だから早く取っ払ってしまおうと、思わず素直な感情が口を突き出る。

その発せられた声音は、さっきよりも、自分でも分かるくらいに暗かった。


山本は変わらず、俺の方を前に見据えていた。

その真剣な面持ちを、昼に射す春の光が鮮やかに映し出す。


「まだそういうのが、カッコいいとか思ってたりするの?一生懸命やってる人たちの方が、ずっとカッコいいに決まってる」


 彼女の澄んだ声が、この静閑な教室に響き渡る。

 一切の濁りの無い言葉が、俺の耳に刺さるように届いた。


 正直、そんな風に思われていても、それは仕方の無い事だと思った。


 大抵は、視覚的にも、文面的にも、色んな所を鑑みても、俺たちが間違っているように見えるだろう。

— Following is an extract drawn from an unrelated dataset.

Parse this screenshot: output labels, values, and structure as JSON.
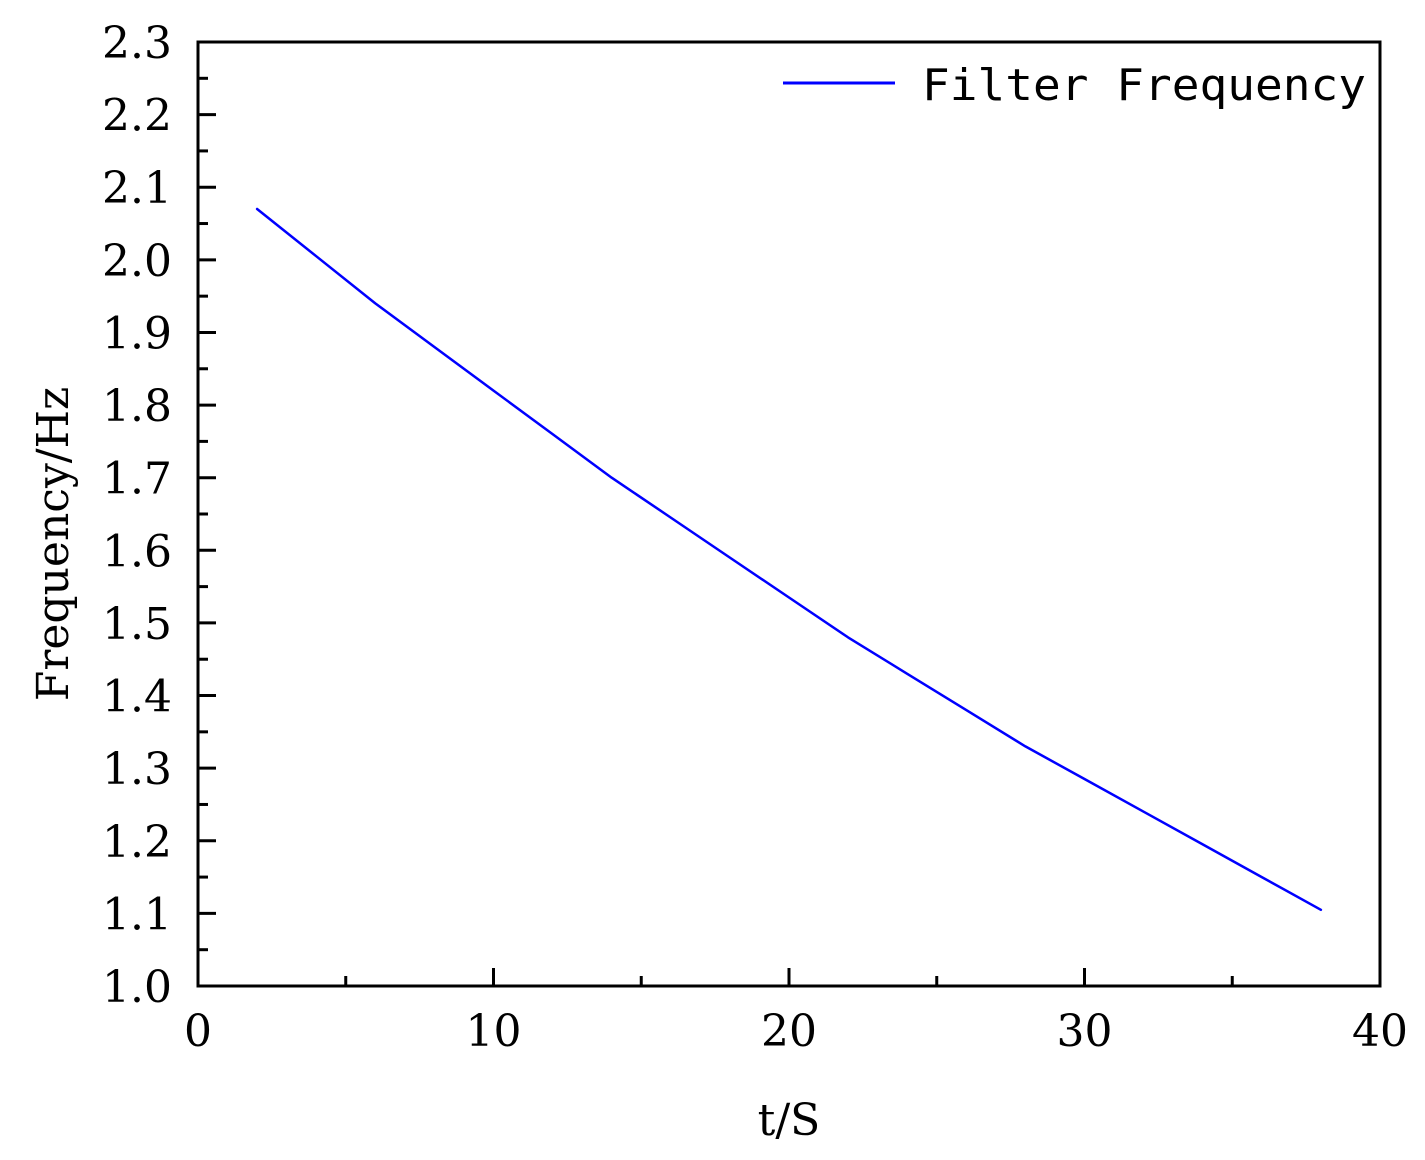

 眩くて綺麗で、触れてはいけない程の尊さで埋められた、その青春の一ページに、泥を塗る悪者たち。


 リア充のロジックは、理屈は分かってもそこに理解は無かった。

 だがそれに対して特別反論を起こそうとも思わない。

 さっきも言ったように、隠キャに勝ち目なんて無いのだ。


 だから俺は俺なりに、自分の積み上げたものを大切にさえ守れば良いと、そう思っていた。


 でも何だろう。

 こうして守ろうとしているものに、無理やり触れようとする彼女の言動が、どうにも煩わしい。


「そんな訳、無えだろ」


 俯きながら捨てるように放った言葉が、そのまま勢いなく薄汚れた教室の床へと落ちていく。

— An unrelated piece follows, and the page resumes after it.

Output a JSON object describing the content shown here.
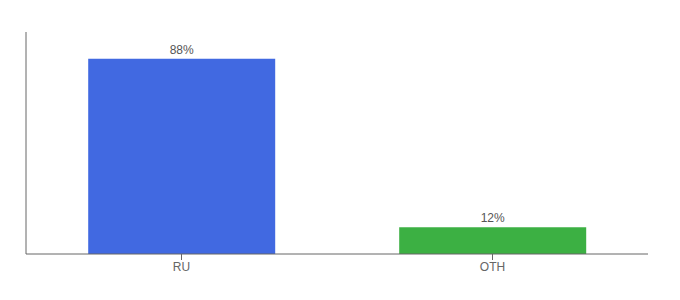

「じゃあ君たちは本当に、さっき高田君が言ったように、興味が無いだけなんだ」


 そう言った山本の表情は、どこか悲しげで、それが余計なお世話だと思った。


 ここで青春を送れない奴が悪い。


 そう、なのかもしれない。

 だけどな。


 それがどうした。

 そんな勝手に出来上がった、嘘偽りにも似た基準を満たせない事が、それほどに悪い事なのか。


「別に興味が無かろうが、それで良いんじゃねえの」


 俺はまた彼女の方を見ずに下を向いたまま、独り言のように返事をした。

 この二人だけの教室を覆う張った空気の中を、ただ言葉だけがゆっくりと両者の間を弧を描くように行き交う。


「私はそれじゃ良くないと思うんだけどな」


 私という言い回しは、どこか陽キャ一同を代表しているかのような響きに聞こえて、またそれが少し鼻についた。

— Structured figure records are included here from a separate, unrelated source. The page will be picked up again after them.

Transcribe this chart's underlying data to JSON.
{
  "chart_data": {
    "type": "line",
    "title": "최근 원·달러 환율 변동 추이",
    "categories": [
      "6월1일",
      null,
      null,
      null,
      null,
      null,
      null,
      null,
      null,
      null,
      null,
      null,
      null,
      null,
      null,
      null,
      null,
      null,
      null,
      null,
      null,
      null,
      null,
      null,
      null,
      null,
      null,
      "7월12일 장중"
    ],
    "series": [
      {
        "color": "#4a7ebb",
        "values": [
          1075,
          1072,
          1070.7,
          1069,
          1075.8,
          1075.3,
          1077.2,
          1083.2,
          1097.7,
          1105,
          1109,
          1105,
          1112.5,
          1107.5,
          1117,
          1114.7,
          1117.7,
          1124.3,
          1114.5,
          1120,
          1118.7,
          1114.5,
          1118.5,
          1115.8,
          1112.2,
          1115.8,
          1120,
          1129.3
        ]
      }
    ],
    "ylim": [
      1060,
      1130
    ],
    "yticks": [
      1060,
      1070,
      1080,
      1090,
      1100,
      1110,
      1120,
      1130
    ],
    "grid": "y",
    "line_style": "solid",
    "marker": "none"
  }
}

 この学校という小さな箱庭において、陽キャの力は絶大。

 あいつらの関心事が、ここでは全て。

 

 周りその他も、いつの間にかそのさも正しくもない価値観に吸い寄せられるようにして、流されていく。


 万が一にもそこで溢れようなものなら、それは要するに「ノリの悪い、イケてない」グループに認定される訳だ。

 

 何もこれは学校に限った事じゃない。

 きっとこの先社会という本番環境に突入しようが、それは同じ事だ。

 学校とは、社会の縮図だ。


 広い世界があると言う大人たちがいる。

 だが多少範囲が広がろうが、きっとそれは変わらないのだ。


 それに何より、このちっぽけな空間しか知らない俺たちに、その説諭はあまり効果的ではない。